Une mauvaise traduction du résumé : "Des faiblesses que l’on pourrait corriger dans la conception, la conduite et l'analyse des études de recherche biomédicale et en santé publique peuvent produire des résultats trompeurs et gaspiller des ressources précieuses. De petits effets peuvent être difficiles à distinguer de biais générés par la conception et les analyses des études. L'absence de protocoles écrits détaillés et une documentation insuffisante des données de recherche sont fréquentes. L'information obtenue peut-être inutile ou sans importance, et la précision statistique ou la puissance sont souvent trop faibles ou utilisés de manière trompeuse.

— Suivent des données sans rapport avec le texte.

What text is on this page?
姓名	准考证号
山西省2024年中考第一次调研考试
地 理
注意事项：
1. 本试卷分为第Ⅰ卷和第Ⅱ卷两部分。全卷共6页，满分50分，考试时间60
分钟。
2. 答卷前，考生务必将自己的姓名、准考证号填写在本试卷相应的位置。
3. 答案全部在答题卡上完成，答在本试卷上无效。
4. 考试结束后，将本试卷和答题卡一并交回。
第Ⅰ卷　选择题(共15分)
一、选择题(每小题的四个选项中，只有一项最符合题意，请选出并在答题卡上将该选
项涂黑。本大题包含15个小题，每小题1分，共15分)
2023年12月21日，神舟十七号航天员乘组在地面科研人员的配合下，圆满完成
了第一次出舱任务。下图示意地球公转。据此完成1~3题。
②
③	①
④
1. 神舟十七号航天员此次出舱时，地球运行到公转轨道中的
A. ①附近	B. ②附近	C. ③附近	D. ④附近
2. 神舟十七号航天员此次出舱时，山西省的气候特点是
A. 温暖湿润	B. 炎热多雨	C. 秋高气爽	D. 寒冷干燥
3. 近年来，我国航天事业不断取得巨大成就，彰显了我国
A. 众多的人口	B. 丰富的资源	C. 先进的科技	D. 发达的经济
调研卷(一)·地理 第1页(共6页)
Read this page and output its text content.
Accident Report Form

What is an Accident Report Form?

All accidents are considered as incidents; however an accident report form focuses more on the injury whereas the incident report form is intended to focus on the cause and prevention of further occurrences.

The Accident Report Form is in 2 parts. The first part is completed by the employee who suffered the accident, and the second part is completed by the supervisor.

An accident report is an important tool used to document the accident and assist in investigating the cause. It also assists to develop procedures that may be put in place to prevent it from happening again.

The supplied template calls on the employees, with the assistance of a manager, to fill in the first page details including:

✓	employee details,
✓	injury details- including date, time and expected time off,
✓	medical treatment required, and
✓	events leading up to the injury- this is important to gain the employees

Une considération insuffisante pourrait être observée à la fois pour les études précédentes et en cours. Le choix arbitraire des analyses et une surenchère sur les extrêmes aléatoires pourrait affecter les découvertes obtenues. Plusieurs problèmes sont liés à la main-d'œuvre de la recherche, par exemple l’absence de statisticiens et méthodologistes expérimentés, l'échec de former des chercheurs cliniciens et des chercheurs de laboratoire dans les méthodes de recherche et de conception des études, et la participation de parties prenantes avec des conflits d'intérêts. L'accent est mal mis sur l’enregistrement des décisions de la recherche décisions et sur la reproductibilité de la recherche. Enfin, les systèmes de récompense incitent plutôt à la quantité qu’a la qualité, et plutôt la nouveauté que la fiabilité. Nous proposons des solutions possibles à ces problèmes, y compris des améliorations dans les protocoles et la documentation, la prise en compte des preuves obtenues par les études en cours, la standardisation des efforts de recherche, l'optimisation et la formation d’une main-d'œuvre scientifique expérimentée et sans conflits d’intérêts, ainsi qu’une reconsidération du système de récompense de la recherche."
Un commentaire
Merci pour votre présentation de ces articles. Je me suis promis d’en faire une synthèse et une remise en perspective pratique. Ces articles sont rassurants pour les sceptiques dont je suis, mais inquiétants car au fond il y a peu à espérer d’une amélioration de la situation.
Membre de base d’un CPP, je suis confronté à ces protocoles de recherche sans intérêt, mal foutus, qui ne s’appuient pas sur une synthèse de l’existant et qui finalement sont réalisés car quelques garanties sont données pour ne pas trop exposer les cobayes. Je me suis « amusé » parfois à faire une synthèse de la littérature et la comparer à celles que certains promoteurs proposent. Ce n’est pas un grand écart c’est un océan. Pourtant ces recherches sans intérêt et/ou mal foutues sont nuisibles, ne serait-ce que parce qu’elles créent un faux-espoir d’un progrès.
Je proposerai bien que ces recherches sans intérêt réel, sans solidité ne soient pas réalisées… Mais le reproche qui est formulé est inverse on ne laisse pas les chercheurs chercher vite. La mode est à la vitesse et à la quantité, plus qu’à la qualité et à l’utilité.